Winding Up 101

Learn about the different types of winding up in Malaysia and the general procedures involved in each type of winding up.

Winding up is a term used to describe the process of closing down or dissolving a company. The winding up activity includes selling all assets, paying off creditors, and distributing the remaining assets to partners or shareholders.

Generally, winding up of a company can be instigated either by the company director(s), better known as a voluntary winding-up, or by the creditor. The latter is known as a compulsory winding-up

VOLUNTARY WINDING-UP

Voluntary winding up can be divided into two categories, namely (i) Creditors voluntary winding-up, and (ii) Members voluntary winding-up.

 1)  Creditors Voluntary Winding-Up (CVW)

CVW is a voluntary process, but is inadvertently an admission on part of the company directors that the business is insolvent and no longer viable.

2)   Members Voluntary Winding-Up (MVW)

As opposed to a CVW, companies opting for an MVW must be solvent and able to meet its liabilities.

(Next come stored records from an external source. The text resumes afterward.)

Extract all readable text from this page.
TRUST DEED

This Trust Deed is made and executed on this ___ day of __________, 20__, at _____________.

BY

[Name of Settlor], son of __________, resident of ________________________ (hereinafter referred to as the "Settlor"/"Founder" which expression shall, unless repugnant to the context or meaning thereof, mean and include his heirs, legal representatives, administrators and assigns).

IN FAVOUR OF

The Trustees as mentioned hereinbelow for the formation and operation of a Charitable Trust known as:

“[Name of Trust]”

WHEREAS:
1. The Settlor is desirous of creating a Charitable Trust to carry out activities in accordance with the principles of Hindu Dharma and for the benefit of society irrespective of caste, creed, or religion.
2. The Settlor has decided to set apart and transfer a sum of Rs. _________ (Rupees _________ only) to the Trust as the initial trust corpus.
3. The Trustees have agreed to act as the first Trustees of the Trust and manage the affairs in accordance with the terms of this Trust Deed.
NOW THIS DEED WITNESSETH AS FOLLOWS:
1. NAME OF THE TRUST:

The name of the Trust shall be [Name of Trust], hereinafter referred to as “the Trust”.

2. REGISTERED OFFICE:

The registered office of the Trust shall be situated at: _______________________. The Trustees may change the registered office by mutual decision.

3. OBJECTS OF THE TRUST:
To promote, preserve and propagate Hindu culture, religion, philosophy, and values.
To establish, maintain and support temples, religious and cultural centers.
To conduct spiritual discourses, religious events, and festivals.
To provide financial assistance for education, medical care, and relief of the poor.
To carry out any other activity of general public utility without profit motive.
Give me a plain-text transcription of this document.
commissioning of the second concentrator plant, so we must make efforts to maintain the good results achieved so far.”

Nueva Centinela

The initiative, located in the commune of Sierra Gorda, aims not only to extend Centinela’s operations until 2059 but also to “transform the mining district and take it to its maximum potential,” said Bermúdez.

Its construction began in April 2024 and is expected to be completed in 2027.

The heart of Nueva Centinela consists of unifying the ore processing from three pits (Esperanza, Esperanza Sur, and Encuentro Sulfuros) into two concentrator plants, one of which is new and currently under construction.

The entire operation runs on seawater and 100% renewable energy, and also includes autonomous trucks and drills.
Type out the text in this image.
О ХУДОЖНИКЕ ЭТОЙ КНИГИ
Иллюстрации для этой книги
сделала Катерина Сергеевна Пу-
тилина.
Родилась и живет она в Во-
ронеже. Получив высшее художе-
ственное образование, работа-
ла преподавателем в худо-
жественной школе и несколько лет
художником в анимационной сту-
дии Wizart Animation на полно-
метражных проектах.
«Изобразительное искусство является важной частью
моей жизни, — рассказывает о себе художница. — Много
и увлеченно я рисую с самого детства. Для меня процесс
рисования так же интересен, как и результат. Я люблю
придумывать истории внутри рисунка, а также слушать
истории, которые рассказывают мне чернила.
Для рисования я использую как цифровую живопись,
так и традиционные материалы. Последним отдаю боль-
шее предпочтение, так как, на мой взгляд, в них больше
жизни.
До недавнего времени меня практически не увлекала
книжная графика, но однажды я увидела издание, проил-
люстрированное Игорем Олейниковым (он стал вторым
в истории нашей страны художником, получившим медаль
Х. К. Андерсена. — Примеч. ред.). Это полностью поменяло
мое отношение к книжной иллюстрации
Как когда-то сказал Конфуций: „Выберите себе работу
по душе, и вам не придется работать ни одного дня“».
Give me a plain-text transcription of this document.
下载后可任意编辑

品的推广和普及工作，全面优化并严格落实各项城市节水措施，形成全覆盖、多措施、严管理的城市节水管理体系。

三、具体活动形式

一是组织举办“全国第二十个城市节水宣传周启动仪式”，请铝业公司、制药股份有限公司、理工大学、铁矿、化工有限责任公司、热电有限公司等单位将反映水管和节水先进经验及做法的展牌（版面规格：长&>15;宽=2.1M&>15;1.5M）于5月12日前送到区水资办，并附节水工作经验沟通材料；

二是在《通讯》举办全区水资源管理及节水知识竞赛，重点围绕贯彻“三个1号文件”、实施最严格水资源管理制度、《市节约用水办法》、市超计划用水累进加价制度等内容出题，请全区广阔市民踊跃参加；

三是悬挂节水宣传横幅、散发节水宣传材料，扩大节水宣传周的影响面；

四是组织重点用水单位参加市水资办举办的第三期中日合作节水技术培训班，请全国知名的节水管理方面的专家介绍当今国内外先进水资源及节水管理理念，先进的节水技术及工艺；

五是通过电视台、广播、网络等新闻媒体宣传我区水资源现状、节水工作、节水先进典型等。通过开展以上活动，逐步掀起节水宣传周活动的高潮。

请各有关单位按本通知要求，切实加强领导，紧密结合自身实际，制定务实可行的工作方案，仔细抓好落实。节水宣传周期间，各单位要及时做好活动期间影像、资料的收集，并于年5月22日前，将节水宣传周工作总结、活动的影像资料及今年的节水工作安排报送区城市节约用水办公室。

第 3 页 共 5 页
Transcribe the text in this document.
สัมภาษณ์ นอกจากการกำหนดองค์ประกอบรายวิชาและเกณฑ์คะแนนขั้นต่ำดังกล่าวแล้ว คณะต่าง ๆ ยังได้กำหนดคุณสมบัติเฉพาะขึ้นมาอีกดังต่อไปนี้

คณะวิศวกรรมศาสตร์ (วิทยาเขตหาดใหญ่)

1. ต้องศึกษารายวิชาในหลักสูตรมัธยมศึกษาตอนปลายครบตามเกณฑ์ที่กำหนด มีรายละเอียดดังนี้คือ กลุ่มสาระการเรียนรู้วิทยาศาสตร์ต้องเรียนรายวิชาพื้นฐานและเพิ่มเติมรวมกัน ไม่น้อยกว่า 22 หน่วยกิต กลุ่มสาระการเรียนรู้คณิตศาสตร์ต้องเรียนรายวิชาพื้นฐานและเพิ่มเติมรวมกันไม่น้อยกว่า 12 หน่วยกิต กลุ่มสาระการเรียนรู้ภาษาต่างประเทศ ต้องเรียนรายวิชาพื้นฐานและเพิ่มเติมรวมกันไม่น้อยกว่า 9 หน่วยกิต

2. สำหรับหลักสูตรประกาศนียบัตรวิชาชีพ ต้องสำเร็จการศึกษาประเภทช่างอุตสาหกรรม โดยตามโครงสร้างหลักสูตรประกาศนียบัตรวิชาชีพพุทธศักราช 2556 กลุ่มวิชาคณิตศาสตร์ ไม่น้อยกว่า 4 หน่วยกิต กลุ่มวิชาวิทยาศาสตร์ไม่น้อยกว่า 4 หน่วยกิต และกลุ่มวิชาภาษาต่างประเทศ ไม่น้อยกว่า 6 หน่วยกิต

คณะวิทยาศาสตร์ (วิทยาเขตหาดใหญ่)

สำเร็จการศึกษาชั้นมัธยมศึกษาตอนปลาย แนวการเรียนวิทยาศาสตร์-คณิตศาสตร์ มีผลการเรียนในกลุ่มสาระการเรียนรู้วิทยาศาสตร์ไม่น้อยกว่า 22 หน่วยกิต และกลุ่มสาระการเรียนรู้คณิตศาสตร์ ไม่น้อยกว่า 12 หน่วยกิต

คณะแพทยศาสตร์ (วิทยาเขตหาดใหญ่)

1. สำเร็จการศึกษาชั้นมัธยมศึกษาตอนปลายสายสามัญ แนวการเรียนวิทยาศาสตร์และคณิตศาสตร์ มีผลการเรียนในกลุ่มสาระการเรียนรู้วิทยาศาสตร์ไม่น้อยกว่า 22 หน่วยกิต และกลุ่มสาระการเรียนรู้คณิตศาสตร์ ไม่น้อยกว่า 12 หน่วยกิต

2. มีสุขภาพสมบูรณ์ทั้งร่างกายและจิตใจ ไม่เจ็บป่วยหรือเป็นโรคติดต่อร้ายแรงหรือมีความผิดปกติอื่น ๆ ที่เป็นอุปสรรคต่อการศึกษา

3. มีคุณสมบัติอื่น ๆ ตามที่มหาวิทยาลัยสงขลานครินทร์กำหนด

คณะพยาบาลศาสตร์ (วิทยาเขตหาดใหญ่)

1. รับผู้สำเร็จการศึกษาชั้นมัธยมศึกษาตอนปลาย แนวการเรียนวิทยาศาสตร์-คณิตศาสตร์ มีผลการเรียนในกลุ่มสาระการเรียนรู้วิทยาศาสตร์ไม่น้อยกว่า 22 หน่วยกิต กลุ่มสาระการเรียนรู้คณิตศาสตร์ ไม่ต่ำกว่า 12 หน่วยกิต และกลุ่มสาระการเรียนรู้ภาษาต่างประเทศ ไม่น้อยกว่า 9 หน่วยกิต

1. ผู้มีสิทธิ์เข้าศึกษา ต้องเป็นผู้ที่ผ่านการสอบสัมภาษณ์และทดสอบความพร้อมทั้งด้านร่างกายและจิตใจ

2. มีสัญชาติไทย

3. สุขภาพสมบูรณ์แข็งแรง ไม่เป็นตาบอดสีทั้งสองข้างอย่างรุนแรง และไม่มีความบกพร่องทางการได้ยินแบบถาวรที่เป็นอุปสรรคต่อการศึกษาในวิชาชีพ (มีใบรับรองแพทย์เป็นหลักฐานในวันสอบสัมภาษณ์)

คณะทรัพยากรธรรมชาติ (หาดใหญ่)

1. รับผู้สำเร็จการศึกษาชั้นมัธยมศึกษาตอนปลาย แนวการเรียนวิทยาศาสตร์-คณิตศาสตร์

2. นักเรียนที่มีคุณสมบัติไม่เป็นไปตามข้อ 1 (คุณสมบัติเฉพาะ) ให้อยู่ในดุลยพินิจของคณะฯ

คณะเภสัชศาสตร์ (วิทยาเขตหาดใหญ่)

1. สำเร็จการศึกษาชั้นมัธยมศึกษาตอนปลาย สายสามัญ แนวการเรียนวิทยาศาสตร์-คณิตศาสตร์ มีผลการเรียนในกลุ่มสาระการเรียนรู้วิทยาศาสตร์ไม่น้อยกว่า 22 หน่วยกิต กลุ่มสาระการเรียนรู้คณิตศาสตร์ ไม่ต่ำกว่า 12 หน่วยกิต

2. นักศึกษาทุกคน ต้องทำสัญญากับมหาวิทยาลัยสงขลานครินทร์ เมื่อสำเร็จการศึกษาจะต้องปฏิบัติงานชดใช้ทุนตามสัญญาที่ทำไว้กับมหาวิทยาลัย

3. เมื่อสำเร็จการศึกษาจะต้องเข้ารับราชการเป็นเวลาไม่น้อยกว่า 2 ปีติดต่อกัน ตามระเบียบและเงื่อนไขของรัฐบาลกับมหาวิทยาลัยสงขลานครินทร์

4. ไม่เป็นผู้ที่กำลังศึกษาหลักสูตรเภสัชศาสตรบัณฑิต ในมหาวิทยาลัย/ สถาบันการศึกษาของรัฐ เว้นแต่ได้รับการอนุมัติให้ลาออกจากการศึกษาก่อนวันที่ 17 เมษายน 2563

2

This type of winding-up is usually opted when members of the company have decided to close the company in a tax-efficient manner. In larger companies, this may mean a discontinuation of certain aspects of the operations to generate cash.

COMPULSORY WINDING-UP

In a compulsory winding-up, the court can wind up a company on several grounds under the Companies Act 2016. The most common ground is when a company is unable to pay its debts, and creditor(s) of the company have initiated legal action in pursuit of the money owed. Any disposition of property after the commencement of a winding-up suit is void, unless ordered otherwise by the court.

GENERAL WINDING-UP PROCEDURES

Here is a general guide on the procedures for each type of winding-up mentioned above, just to shed more light on the subject matter.

Procedure for Members’ Voluntary Winding Up

  1. Members of the company to pass a resolution for the winding-up of the company and the appointment of a liquidator.
  2. Written Declaration of Solvency to be prepared and executed at a Board of Directors meeting.
  3. Members of the company to appoint a liquidator.
  4. Declaration of Solvency to be lodged with the Companies Commission of Malaysia.
  5. The company ceases all operations save and except for functions necessary for the winding-up process.
  6. Liquidator takes over all affairs of the company and proceed with winding-up.

Procedure for Creditors’ Voluntary Winding Up

  1. Members of the company to propose resolution for voluntary winding up.
  2. Give written notice by post to all creditors for a Creditors Meeting. Notice to be given at least seven (7) clear days before date of commencement of the meeting.
  3. Winding-up notice to be advertised in a widely circulated newspaper in Malaysia in both the national language and in English.
  4. Creditors Meeting to convene at a time and place agreed upon by majority attendees.
  5. Creditors Meeting to decide on:
    1. Appointment of a liquidator; and
    2. Appointment of a committee of inspection, if necessary;
  6. A copy of the resolution for winding-up is to be lodged with the Companies Commission of Malaysia within seven (7) days from the date the resolution was passed.
  7. A copy of the resolution for winding-up is to be posted in a widely circulated newspaper in Malaysia in both the national language and in English ten (10) days from the date the resolution was passed.
  8. Liquidator takes over all affairs of the company and proceed with winding-up.

Procedure for Compulsory Winding Up

  1. A notice of demand by virtue of section 465 of the Companies Act 2016 is to be served on the company, demanding the company to settle its outstanding debt.
  2. Necessary legal documents are to be filed in court. This includes the winding-up petition if the company fails to settle the debt as per the notice of demand above.
  3. Due notification will be given by the court on date of hearing.
  4. The court is to decide on whether or not to grant a winding-up order.
  5. If a winding-up order is granted by the court, the court will either appoint a Director General of Insolvency (DGI) or a liquidator to wind up the company in question.
  6. The appointed DGI or liquidator takes over all affairs of the company and proceed with winding-up.

Note: Winding-up is not to be confused with bankruptcy. While winding up is a process of ending a company, bankruptcy is a term used to describe the status of an individual who is unable to settle his outstanding debts.